All that truth about readers often being ass hats remembered, though, sometimes readers really are pretty great. I mentioned two stories I gave up on early on for bad reasons. I eventually finished both stories. It just took me a while to work up to them. Readers are people, which means they will often (most of the time?) confound you with their thickness, but they'll also knock you over with their perceptiveness. They'll make you feel grateful for the loving, giving way their read your stuff.

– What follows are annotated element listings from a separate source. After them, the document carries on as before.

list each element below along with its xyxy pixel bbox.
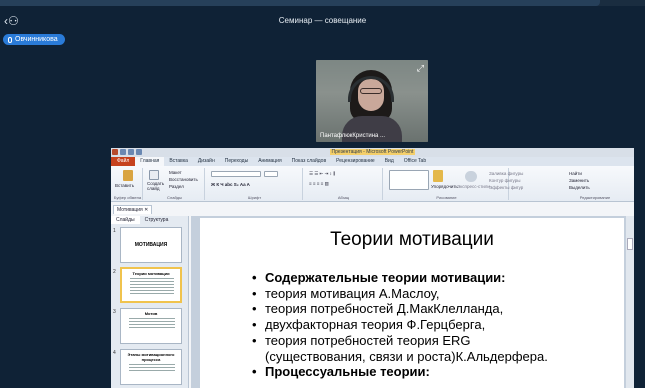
participant-name: ПантафлюкКристина ... bbox=[320, 133, 386, 139]
drawing-group: Упорядочить Экспресс-стили Заливка фигур… bbox=[385, 168, 523, 200]
slide-thumbnail[interactable]: Мотив bbox=[120, 308, 182, 344]
thumbnail-number: 4 bbox=[113, 350, 116, 356]
participant-video[interactable]: ⤢ ПантафлюкКристина ... bbox=[316, 60, 428, 142]
top-strip-fill bbox=[0, 0, 600, 6]
slide-thumbnail-selected[interactable]: Теории мотивации bbox=[120, 267, 182, 303]
slide-bullet: Процессуальные теории: bbox=[252, 364, 548, 380]
reset-button[interactable]: Восстановить bbox=[169, 177, 198, 182]
shape-outline-button[interactable]: Контур фигуры bbox=[489, 178, 520, 183]
arrange-button[interactable]: Упорядочить bbox=[431, 184, 458, 189]
slide-bullet: теория потребностей Д.МакКлелланда, bbox=[252, 301, 548, 317]
shapes-gallery[interactable] bbox=[389, 170, 429, 190]
slide-thumbnail[interactable]: МОТИВАЦИЯ bbox=[120, 227, 182, 263]
top-strip bbox=[0, 0, 645, 6]
paragraph-group-label: Абзац bbox=[337, 195, 350, 200]
ribbon-tabs: Файл Главная Вставка Дизайн Переходы Ани… bbox=[111, 157, 634, 166]
quick-styles-icon[interactable] bbox=[465, 171, 477, 182]
tab-slideshow[interactable]: Показ слайдов bbox=[287, 157, 331, 166]
tab-home[interactable]: Главная bbox=[135, 157, 165, 166]
layout-button[interactable]: Макет bbox=[169, 170, 182, 175]
shape-fill-button[interactable]: Заливка фигуры bbox=[489, 171, 523, 176]
thumbnail-title: Мотив bbox=[144, 311, 158, 316]
slide-bullet: Содержательные теории мотивации: bbox=[252, 270, 548, 286]
document-tab[interactable]: Мотивация ✕ bbox=[113, 205, 153, 214]
thumbnail-number: 2 bbox=[113, 269, 116, 275]
slide-title: Теории мотивации bbox=[330, 229, 494, 250]
slide-bullet-continuation: (существования, связи и роста)К.Альдерфе… bbox=[265, 348, 548, 364]
replace-button[interactable]: Заменить bbox=[569, 178, 589, 183]
thumbnail-title: Этапы мотивационного процесса bbox=[127, 352, 175, 362]
slide-bullet: двухфакторная теория Ф.Герцберга, bbox=[252, 317, 548, 333]
slide-editor[interactable]: Теории мотивации Содержательные теории м… bbox=[191, 216, 634, 388]
slide-bullet: теория мотивация А.Маслоу, bbox=[252, 286, 548, 302]
new-slide-button[interactable]: Создать слайд bbox=[147, 181, 165, 191]
pane-tab-outline[interactable]: Структура bbox=[140, 216, 174, 224]
paste-button[interactable]: Вставить bbox=[115, 183, 134, 188]
tab-animations[interactable]: Анимация bbox=[253, 157, 286, 166]
font-family-select[interactable] bbox=[211, 171, 261, 177]
new-slide-icon[interactable] bbox=[149, 170, 159, 180]
tab-view[interactable]: Вид bbox=[380, 157, 399, 166]
slides-pane: Слайды Структура 1 МОТИВАЦИЯ 2 Теории мо… bbox=[111, 216, 189, 388]
font-group-label: Шрифт bbox=[247, 195, 262, 200]
clipboard-group: Вставить Буфер обмена bbox=[113, 168, 143, 200]
slide-scrollbar[interactable] bbox=[626, 216, 634, 388]
quick-styles-button[interactable]: Экспресс-стили bbox=[457, 184, 490, 189]
thumbnail-number: 3 bbox=[113, 309, 116, 315]
tab-file[interactable]: Файл bbox=[111, 157, 136, 166]
slides-group: Создать слайд Макет Восстановить Раздел … bbox=[145, 168, 205, 200]
meeting-title: Семинар — совещание bbox=[278, 16, 367, 25]
tab-office-tab[interactable]: Office Tab bbox=[399, 157, 431, 166]
ppt-window-title: Презентация - Microsoft PowerPoint bbox=[329, 149, 416, 155]
scroll-thumb[interactable] bbox=[627, 238, 633, 250]
paragraph-group: ☰ ☰ ⇤ ⇥ ↕ ⫼ ≡ ≡ ≡ ≡ ▥ Абзац bbox=[305, 168, 383, 200]
tab-review[interactable]: Рецензирование bbox=[331, 157, 380, 166]
arrange-icon[interactable] bbox=[433, 170, 443, 182]
slide-bullet: теория потребностей теория ERG bbox=[252, 333, 548, 349]
speaker-badge: Овчинникова bbox=[3, 34, 65, 45]
tab-design[interactable]: Дизайн bbox=[193, 157, 220, 166]
select-button[interactable]: Выделить bbox=[569, 185, 590, 190]
drawing-group-label: Рисование bbox=[436, 195, 457, 200]
slide-bullets: Содержательные теории мотивации: теория … bbox=[252, 270, 548, 380]
shared-screen-powerpoint[interactable]: Презентация - Microsoft PowerPoint Файл … bbox=[111, 148, 634, 388]
font-group: Ж К Ч abc S₂ Aa A Шрифт bbox=[207, 168, 303, 200]
tab-insert[interactable]: Вставка bbox=[164, 157, 193, 166]
ppt-titlebar: Презентация - Microsoft PowerPoint bbox=[111, 148, 634, 157]
section-button[interactable]: Раздел bbox=[169, 184, 184, 189]
editing-group-label: Редактирование bbox=[579, 195, 611, 200]
thumbnail-number: 1 bbox=[113, 228, 116, 234]
expand-icon[interactable]: ⤢ bbox=[417, 63, 424, 74]
clipboard-group-label: Буфер обмена bbox=[113, 195, 142, 200]
font-format-buttons[interactable]: Ж К Ч abc S₂ Aa A bbox=[211, 182, 250, 187]
thumbnail-title: МОТИВАЦИЯ bbox=[134, 242, 168, 248]
slides-group-label: Слайды bbox=[167, 195, 182, 200]
editing-group: Найти Заменить Выделить Редактирование bbox=[565, 168, 625, 200]
align-buttons[interactable]: ≡ ≡ ≡ ≡ ▥ bbox=[309, 181, 329, 187]
font-size-select[interactable] bbox=[264, 171, 278, 177]
slide-thumbnail[interactable]: Этапы мотивационного процесса bbox=[120, 349, 182, 385]
ribbon: Вставить Буфер обмена Создать слайд Маке… bbox=[111, 166, 634, 202]
speaker-name: Овчинникова bbox=[15, 36, 58, 43]
list-buttons[interactable]: ☰ ☰ ⇤ ⇥ ↕ ⫼ bbox=[309, 171, 335, 177]
tab-transitions[interactable]: Переходы bbox=[220, 157, 253, 166]
shape-effects-button[interactable]: Эффекты фигур bbox=[489, 185, 523, 190]
find-button[interactable]: Найти bbox=[569, 171, 582, 176]
thumbnail-title: Теории мотивации bbox=[132, 271, 170, 276]
paste-icon[interactable] bbox=[123, 170, 133, 181]
current-slide[interactable]: Теории мотивации Содержательные теории м… bbox=[200, 218, 624, 388]
pane-tab-slides[interactable]: Слайды bbox=[111, 216, 140, 224]
microphone-icon bbox=[8, 36, 12, 43]
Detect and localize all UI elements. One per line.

I mention this because I don't think it's helpful when actually writing to think too much about the asshattery of readers. If you worry too much about it, you'll never write. Instead, picture a really good reader (maybe you), and write to that person. Don't exhaust your good reader more than you would someone you really like, unless you happen to like being exhausted. But write with confidence and certainty that your work will find a good reader if you accomplish your goal in execution.

Considering what twats readers can be is something you should only do after you've written and gotten feedback either pre or post-publication. Consider well what you hear from a reader, and be willing to be humble enough to make changes.  But also take everything with skepticism. A lot of people just comment to have something to say. Many people weren't paying much attention when they read. (Obviously, I think almost everyone in my college workshops fits this description. They were just overworked, and probably more interested in getting, rather than giving, good feedback.)